New Zealand Rugby Union (NZRU) chairman Jock Hobbs today said he could not give assurances the impasse would be resolved.

"There a couple of outstanding issues. We have narrowed them down, but unless they are resolved it is likely Sanzar relationship will fold," he said during a break at the union's annual meeting in Wellington. "That is not our hope, that is not what we would wish for, and not what we are working towards achieving but it is a possibility."

He said New Zealand officials had been quite open with South Africa and that, while negotiating with it on an expanded Super 14, they were also looking at alternatives such as an Asia-Pacific competition with Australia.

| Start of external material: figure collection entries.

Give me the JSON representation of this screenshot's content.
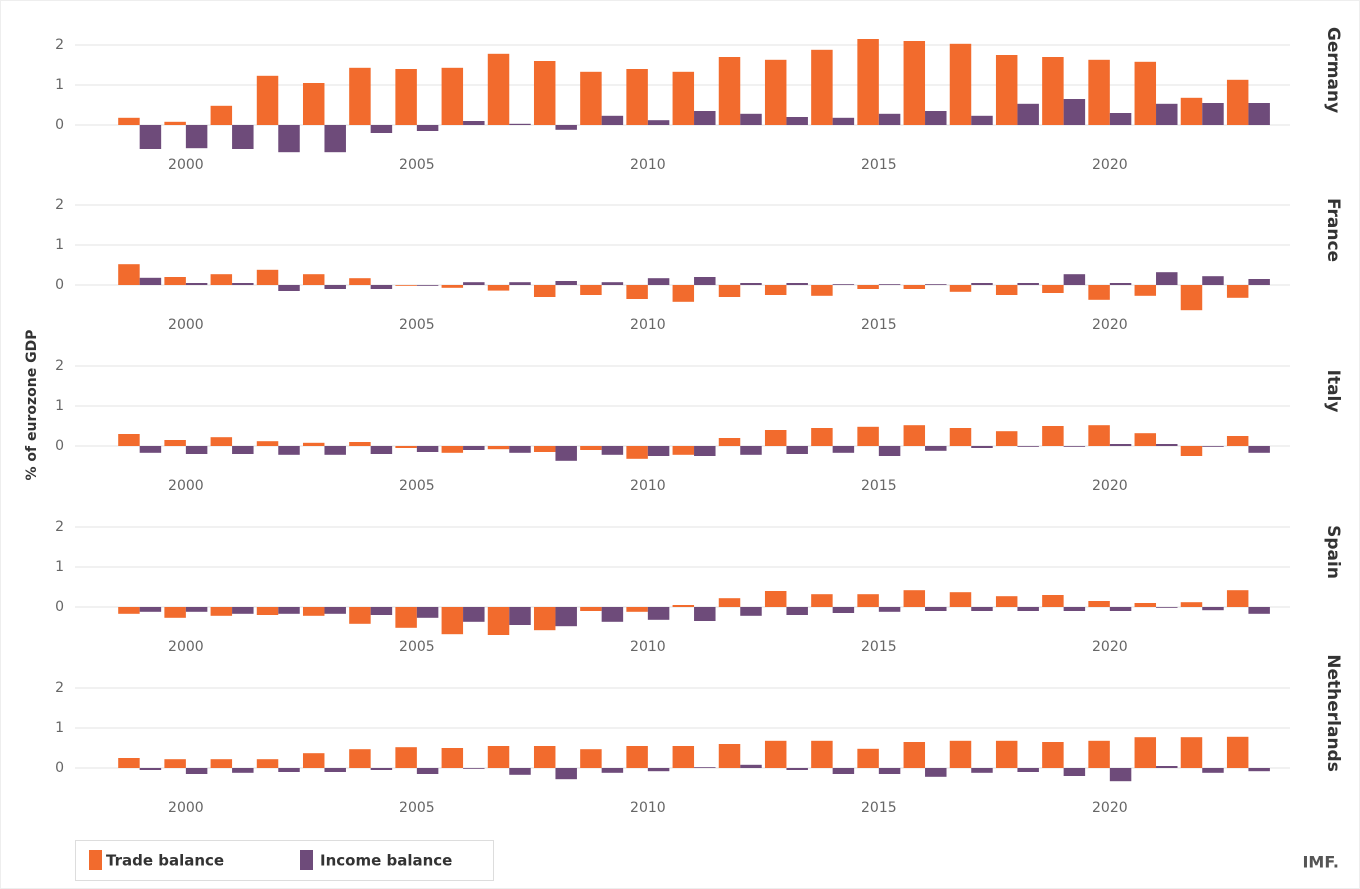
{
  "ylabel": "% of eurozone GDP",
  "source": "IMF.",
  "chart_data": [
    {
      "type": "bar",
      "title": "Germany",
      "x": [
        1999,
        2000,
        2001,
        2002,
        2003,
        2004,
        2005,
        2006,
        2007,
        2008,
        2009,
        2010,
        2011,
        2012,
        2013,
        2014,
        2015,
        2016,
        2017,
        2018,
        2019,
        2020,
        2021,
        2022,
        2023
      ],
      "xlim": [
        1997.6,
        2023.9
      ],
      "xticks": [
        2000,
        2005,
        2010,
        2015,
        2020
      ],
      "ylim": [
        -1,
        2.2
      ],
      "yticks": [
        0,
        1,
        2
      ],
      "grid": true,
      "series": [
        {
          "name": "Trade balance",
          "color": "#f26b2d",
          "values": [
            0.18,
            0.08,
            0.48,
            1.23,
            1.05,
            1.43,
            1.4,
            1.43,
            1.78,
            1.6,
            1.33,
            1.4,
            1.33,
            1.7,
            1.63,
            1.88,
            2.15,
            2.1,
            2.03,
            1.75,
            1.7,
            1.63,
            1.58,
            0.68,
            1.13
          ]
        },
        {
          "name": "Income balance",
          "color": "#6e4b7a",
          "values": [
            -0.6,
            -0.58,
            -0.6,
            -0.68,
            -0.68,
            -0.2,
            -0.15,
            0.1,
            0.03,
            -0.12,
            0.23,
            0.12,
            0.35,
            0.28,
            0.2,
            0.18,
            0.28,
            0.35,
            0.23,
            0.53,
            0.65,
            0.3,
            0.53,
            0.55,
            0.55
          ]
        }
      ]
    },
    {
      "type": "bar",
      "title": "France",
      "x": [
        1999,
        2000,
        2001,
        2002,
        2003,
        2004,
        2005,
        2006,
        2007,
        2008,
        2009,
        2010,
        2011,
        2012,
        2013,
        2014,
        2015,
        2016,
        2017,
        2018,
        2019,
        2020,
        2021,
        2022,
        2023
      ],
      "xlim": [
        1997.6,
        2023.9
      ],
      "xticks": [
        2000,
        2005,
        2010,
        2015,
        2020
      ],
      "ylim": [
        -1,
        2.2
      ],
      "yticks": [
        0,
        1,
        2
      ],
      "grid": true,
      "series": [
        {
          "name": "Trade balance",
          "color": "#f26b2d",
          "values": [
            0.52,
            0.2,
            0.27,
            0.38,
            0.27,
            0.17,
            -0.02,
            -0.07,
            -0.14,
            -0.3,
            -0.25,
            -0.35,
            -0.42,
            -0.3,
            -0.25,
            -0.27,
            -0.1,
            -0.1,
            -0.17,
            -0.25,
            -0.2,
            -0.37,
            -0.27,
            -0.63,
            -0.32
          ]
        },
        {
          "name": "Income balance",
          "color": "#6e4b7a",
          "values": [
            0.18,
            0.05,
            0.05,
            -0.15,
            -0.1,
            -0.1,
            -0.02,
            0.07,
            0.07,
            0.1,
            0.07,
            0.17,
            0.2,
            0.05,
            0.05,
            0.02,
            0.02,
            0.02,
            0.05,
            0.05,
            0.27,
            0.05,
            0.32,
            0.22,
            0.15
          ]
        }
      ]
    },
    {
      "type": "bar",
      "title": "Italy",
      "x": [
        1999,
        2000,
        2001,
        2002,
        2003,
        2004,
        2005,
        2006,
        2007,
        2008,
        2009,
        2010,
        2011,
        2012,
        2013,
        2014,
        2015,
        2016,
        2017,
        2018,
        2019,
        2020,
        2021,
        2022,
        2023
      ],
      "xlim": [
        1997.6,
        2023.9
      ],
      "xticks": [
        2000,
        2005,
        2010,
        2015,
        2020
      ],
      "ylim": [
        -1,
        2.2
      ],
      "yticks": [
        0,
        1,
        2
      ],
      "grid": true,
      "series": [
        {
          "name": "Trade balance",
          "color": "#f26b2d",
          "values": [
            0.3,
            0.15,
            0.22,
            0.12,
            0.08,
            0.1,
            -0.05,
            -0.17,
            -0.08,
            -0.15,
            -0.1,
            -0.32,
            -0.22,
            0.2,
            0.4,
            0.45,
            0.48,
            0.52,
            0.45,
            0.37,
            0.5,
            0.52,
            0.32,
            -0.25,
            0.25
          ]
        },
        {
          "name": "Income balance",
          "color": "#6e4b7a",
          "values": [
            -0.17,
            -0.2,
            -0.2,
            -0.22,
            -0.22,
            -0.2,
            -0.15,
            -0.1,
            -0.17,
            -0.37,
            -0.22,
            -0.25,
            -0.25,
            -0.22,
            -0.2,
            -0.17,
            -0.25,
            -0.12,
            -0.05,
            -0.02,
            -0.02,
            0.05,
            0.05,
            -0.02,
            -0.17
          ]
        }
      ]
    },
    {
      "type": "bar",
      "title": "Spain",
      "x": [
        1999,
        2000,
        2001,
        2002,
        2003,
        2004,
        2005,
        2006,
        2007,
        2008,
        2009,
        2010,
        2011,
        2012,
        2013,
        2014,
        2015,
        2016,
        2017,
        2018,
        2019,
        2020,
        2021,
        2022,
        2023
      ],
      "xlim": [
        1997.6,
        2023.9
      ],
      "xticks": [
        2000,
        2005,
        2010,
        2015,
        2020
      ],
      "ylim": [
        -1,
        2.2
      ],
      "yticks": [
        0,
        1,
        2
      ],
      "grid": true,
      "series": [
        {
          "name": "Trade balance",
          "color": "#f26b2d",
          "values": [
            -0.17,
            -0.27,
            -0.22,
            -0.2,
            -0.22,
            -0.42,
            -0.52,
            -0.68,
            -0.7,
            -0.58,
            -0.1,
            -0.12,
            0.05,
            0.22,
            0.4,
            0.32,
            0.32,
            0.42,
            0.37,
            0.27,
            0.3,
            0.15,
            0.1,
            0.12,
            0.42
          ]
        },
        {
          "name": "Income balance",
          "color": "#6e4b7a",
          "values": [
            -0.12,
            -0.12,
            -0.17,
            -0.17,
            -0.17,
            -0.2,
            -0.27,
            -0.37,
            -0.45,
            -0.48,
            -0.37,
            -0.32,
            -0.35,
            -0.22,
            -0.2,
            -0.15,
            -0.12,
            -0.1,
            -0.1,
            -0.1,
            -0.1,
            -0.1,
            -0.02,
            -0.08,
            -0.17
          ]
        }
      ]
    },
    {
      "type": "bar",
      "title": "Netherlands",
      "x": [
        1999,
        2000,
        2001,
        2002,
        2003,
        2004,
        2005,
        2006,
        2007,
        2008,
        2009,
        2010,
        2011,
        2012,
        2013,
        2014,
        2015,
        2016,
        2017,
        2018,
        2019,
        2020,
        2021,
        2022,
        2023
      ],
      "xlim": [
        1997.6,
        2023.9
      ],
      "xticks": [
        2000,
        2005,
        2010,
        2015,
        2020
      ],
      "ylim": [
        -1,
        2.2
      ],
      "yticks": [
        0,
        1,
        2
      ],
      "grid": true,
      "series": [
        {
          "name": "Trade balance",
          "color": "#f26b2d",
          "values": [
            0.25,
            0.22,
            0.22,
            0.22,
            0.37,
            0.47,
            0.52,
            0.5,
            0.55,
            0.55,
            0.47,
            0.55,
            0.55,
            0.6,
            0.68,
            0.68,
            0.48,
            0.65,
            0.68,
            0.68,
            0.65,
            0.68,
            0.77,
            0.77,
            0.78
          ]
        },
        {
          "name": "Income balance",
          "color": "#6e4b7a",
          "values": [
            -0.05,
            -0.15,
            -0.12,
            -0.1,
            -0.1,
            -0.05,
            -0.15,
            -0.02,
            -0.17,
            -0.28,
            -0.12,
            -0.08,
            0.02,
            0.08,
            -0.05,
            -0.15,
            -0.15,
            -0.22,
            -0.12,
            -0.1,
            -0.2,
            -0.33,
            0.05,
            -0.12,
            -0.08
          ]
        }
      ]
    }
  ]
}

"That is not our preference. Our preference is that Sanzar does stay together. We think that is best for rugby and the best way forward. We have a couple of hurdles to get over and we have to get over them very, very quickly. Time is ticking."

However, having worked on the 2005 SANZAR negotiations, he said it was not unusual for a difficult protracted process to occur. "It is something we have been through before."

NZRU chief executive Steve Tew said while New Zealand had its domestic rugby competitions protected, the South Africans were adamant about their Currie Cup while Australia was just desperate for more rugby.

"They are three quite diverse drivers. We are trying hard, we have tried to play more of a middle ground role in this negotiation and we are going to continue to play that role and hopefully we will get there," he said.

"The South Africans are adamant there are things they can't agree to with the latest (deal) version that we have been working on, and we are still working with them in that regard."

The comments from the NZRU follow concerns expressed by Australia Rugby Union boss John O'Neill earlier this week.

"We're still talking. It's very ambiguous at the moment. I think all the moving so far has been by Australia and New Zealand, that's the truth of it, and you get to a point where you can't move any more," O'Neill said in Sydney.

"Australia and New Zealand have shifted, and all we have out of South Africa is the press release that came out, which I've held up to the light and I still don't understand it. I'm sure we'll hear more this week, but it's a very difficult negotiation.

"Inevitably you always have a plan B. Our preference is still very much a Super 15, a round and a half (24 weeks), what we call the Perth outcome," O'Neill said. "We've been absolutely consistent about that. We shifted to the Sandton option which was a compromise and we're still waiting to hear what conditions that South Africa is attaching to the Sandton option.

"But if you end up with a complete impasse, we've got a game in Australia and New Zealand that requires a big chunk of mass entertainment product. If it can't include South Africa then trans-Tasman and Asia-Pacific options have to be looked at."